Saturday, August 25, 2007

Configurable deployment of deployable configuration

Doing automated builds you will inevitably encounter a problem deploying an application to different environments. You can only avoid it in the case if you live in the happy world of single box, but then you most likely do not bother with continuous integration in the first place. The worst of deployment configuration is unleashed during the "death race", when all those nasty wrong configuration bugs are discovered during the client presentation.

If application is built the smart way, all environment-specific details are encapsulated. In case with ASP.NET application it is most likely the web.config file. It is no doubt that the solution is to handle a deployment task to the automated script. Aside from technical details, the trick is to have some kind of configuration template in one hand and environment-dependable variables in the other and smelt them together when time comes, rather automatically than manually. What are our choices to settle the shit configuration once and live happily ever after?

The easiest way seems to have multiple instances of the configuration file, so the relevant one is pulled to the deployment environment. There is a huge disadvantage, though, as you will become a victim of the main copy-paste curse - synchronization problem. It will quickly go out of hands if you have more than one project and more than two developers to worry about. Changes have to be tracked and reproduced scrupulously - that defeats the whole idea of laziness.

Another, a little bit exotic, but viable method, is to create a single config file with placeholders inside:

<add name="MainConnectionString" connectionString="[[MainConnectionString]]" providerName="System.Data.SqlClient" />

Then the deployment heavily relies on the build script, which will hold all necessary variables for different environments. The disadvantage is that the raw web-config file is unusable and you can not run the application without deploying it properly (even to the local environment) or tweaking the project build events to run it from the Visual Studio. On the bright site, the configuration lays in the hands of the Jedi build master and the real production settings are hidden from the rest of the team (attention, Sarbanes-Oxley-compliant companies!).


The third choice is to create a custom configuration section which will be controlled by a single key, changeable by the build script. It maybe a full-scale class or something more lightweight. The first approach will give you all flexibility you may need, but would require some kind of common library if you have multiple projects. Second approach, would require developers to learn the new way of retrieving configuration values.


Whatever way we choose, we should keep in mind: it is the laziest way that will be favored by your fellow developers. If we will be able to access the configuration through the ConfigurationManager class (which is 100% customary) and to create relevant configuration sections just slightly different from what we used to (let's say - 80% customary) - it will be the preferred combination. Finally, developers spend more time using the configuration, than creating or changing it.


I would love to hear about the other ways to automate configuration deployment.


UPDATED: Another approach is to have most environment-dependable sections (e.g. connectionsStrings and appSettings) "outsourced" to the satellite files grouped by environment, using "file" attribute:

<appSettings file="config\production\connectionStrings.config" />

The build script is sent over the web.config file and depending on a parameter it just replaces the middle part of URI - from "production" to "bat" or "dev". It is a relatively small amount of automatic changes and deployment error is visible right away. This approach we are using now and it seems to work well. At least we can be sure that once we perfected the web.config, it is unlikely that somebody will mess it up with environment changes, which are encapsulated and independent from each other. The production settings can be SOX-friendly isolated and hidden. The downside - the good'ol synchronization problem.

2 comments:

Unknown said...

We learned our lesson the hard way, going through the pain of versioning multiple configuration files, just as you described. (Funny, I didn't get a lot of push back from the team when I originally suggested that inane process...)

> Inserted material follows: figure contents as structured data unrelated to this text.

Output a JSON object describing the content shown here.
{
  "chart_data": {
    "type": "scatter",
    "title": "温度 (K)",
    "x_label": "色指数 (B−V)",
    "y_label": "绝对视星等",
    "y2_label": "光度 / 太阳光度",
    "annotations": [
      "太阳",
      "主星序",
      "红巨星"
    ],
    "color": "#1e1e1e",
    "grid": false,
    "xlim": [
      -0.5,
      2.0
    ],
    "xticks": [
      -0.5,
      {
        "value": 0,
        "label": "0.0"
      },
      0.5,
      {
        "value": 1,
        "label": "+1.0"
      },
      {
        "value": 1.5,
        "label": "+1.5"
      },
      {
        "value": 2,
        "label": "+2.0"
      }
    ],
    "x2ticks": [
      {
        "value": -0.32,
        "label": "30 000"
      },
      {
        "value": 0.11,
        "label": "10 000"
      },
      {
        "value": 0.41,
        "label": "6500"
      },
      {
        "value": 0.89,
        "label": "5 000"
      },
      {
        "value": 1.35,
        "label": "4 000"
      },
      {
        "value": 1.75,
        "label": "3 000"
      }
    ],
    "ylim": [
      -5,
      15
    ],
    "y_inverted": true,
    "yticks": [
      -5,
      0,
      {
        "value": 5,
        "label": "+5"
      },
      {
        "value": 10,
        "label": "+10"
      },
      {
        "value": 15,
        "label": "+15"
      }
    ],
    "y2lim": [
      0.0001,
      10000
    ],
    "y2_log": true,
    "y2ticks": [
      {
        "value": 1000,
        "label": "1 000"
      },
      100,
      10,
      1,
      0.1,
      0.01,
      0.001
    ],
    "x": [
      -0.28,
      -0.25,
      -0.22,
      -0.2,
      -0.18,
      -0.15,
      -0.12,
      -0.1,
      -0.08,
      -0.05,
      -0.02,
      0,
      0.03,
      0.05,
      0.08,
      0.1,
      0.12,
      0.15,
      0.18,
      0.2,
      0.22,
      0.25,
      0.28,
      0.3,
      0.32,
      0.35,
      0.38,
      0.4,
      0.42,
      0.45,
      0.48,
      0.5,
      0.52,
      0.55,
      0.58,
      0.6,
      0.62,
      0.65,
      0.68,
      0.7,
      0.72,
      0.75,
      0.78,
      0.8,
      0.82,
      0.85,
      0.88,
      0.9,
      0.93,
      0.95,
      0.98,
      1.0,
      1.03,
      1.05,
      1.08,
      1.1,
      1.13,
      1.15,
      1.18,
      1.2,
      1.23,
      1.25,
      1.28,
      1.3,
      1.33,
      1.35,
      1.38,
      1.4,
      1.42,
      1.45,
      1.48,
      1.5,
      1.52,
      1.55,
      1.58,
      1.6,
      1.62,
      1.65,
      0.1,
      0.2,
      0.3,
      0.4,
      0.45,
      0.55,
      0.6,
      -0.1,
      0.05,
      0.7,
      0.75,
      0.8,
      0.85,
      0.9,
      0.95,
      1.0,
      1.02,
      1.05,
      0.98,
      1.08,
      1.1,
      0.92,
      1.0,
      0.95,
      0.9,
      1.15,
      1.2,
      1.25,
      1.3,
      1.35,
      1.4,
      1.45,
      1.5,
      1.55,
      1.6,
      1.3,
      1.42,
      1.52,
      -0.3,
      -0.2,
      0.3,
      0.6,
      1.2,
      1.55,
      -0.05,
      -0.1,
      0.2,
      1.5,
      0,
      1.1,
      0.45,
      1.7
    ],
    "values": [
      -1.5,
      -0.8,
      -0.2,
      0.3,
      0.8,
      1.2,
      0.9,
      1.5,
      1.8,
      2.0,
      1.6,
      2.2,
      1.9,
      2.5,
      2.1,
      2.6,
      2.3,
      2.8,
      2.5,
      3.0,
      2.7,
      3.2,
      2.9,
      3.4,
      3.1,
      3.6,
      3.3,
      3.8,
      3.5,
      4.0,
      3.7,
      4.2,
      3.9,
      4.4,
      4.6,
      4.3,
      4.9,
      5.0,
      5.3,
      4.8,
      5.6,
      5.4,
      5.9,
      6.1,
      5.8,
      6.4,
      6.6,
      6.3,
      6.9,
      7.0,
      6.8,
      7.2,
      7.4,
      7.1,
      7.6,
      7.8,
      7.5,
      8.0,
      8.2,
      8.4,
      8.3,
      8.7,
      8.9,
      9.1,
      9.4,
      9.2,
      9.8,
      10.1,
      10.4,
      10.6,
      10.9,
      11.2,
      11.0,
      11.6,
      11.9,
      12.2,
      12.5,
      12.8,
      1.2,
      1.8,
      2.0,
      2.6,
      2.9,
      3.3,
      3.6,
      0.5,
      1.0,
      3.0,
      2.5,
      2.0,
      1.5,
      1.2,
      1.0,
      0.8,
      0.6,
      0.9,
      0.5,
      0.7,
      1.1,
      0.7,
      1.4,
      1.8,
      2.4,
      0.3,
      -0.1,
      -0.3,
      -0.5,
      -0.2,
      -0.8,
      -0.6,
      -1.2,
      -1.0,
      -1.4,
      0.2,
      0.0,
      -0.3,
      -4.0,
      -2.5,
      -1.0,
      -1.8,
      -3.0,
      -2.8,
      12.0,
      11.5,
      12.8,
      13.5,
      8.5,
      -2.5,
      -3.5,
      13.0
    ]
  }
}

But from that pain, we got to our current solution, which I'm sure is not new at all: use a single configuration file. As you said, placeholders have problems, since they need to be processed for the local environment before they work. So we just don't use placeholders.

Instead, the configuration file has all the correct parameters for the local box. The environment parameters on the other hand, are - somewhat unfortunately - in XML comments (I say unfortunately, because I think that processing instructions would be the correct implementation in the XML world, but PIs get flagged as errors in the web.config).

To do an environment-specific build, we execute the build script (or our build engine executes it for us) with a parameter indicating the environment we want. Our build script simply detects the comments and strips out anything that doesn't belong to the environment requested.

Michael Goldobin said...

Right, that's another way to consider - use the same configuration file as a storage of an alternative configurations. May grow a little bit messy, but it is more compact solution, than managing multiple files. The only downside I see is that developers have to change main web.config file for different environments, thus - they have to have access to it.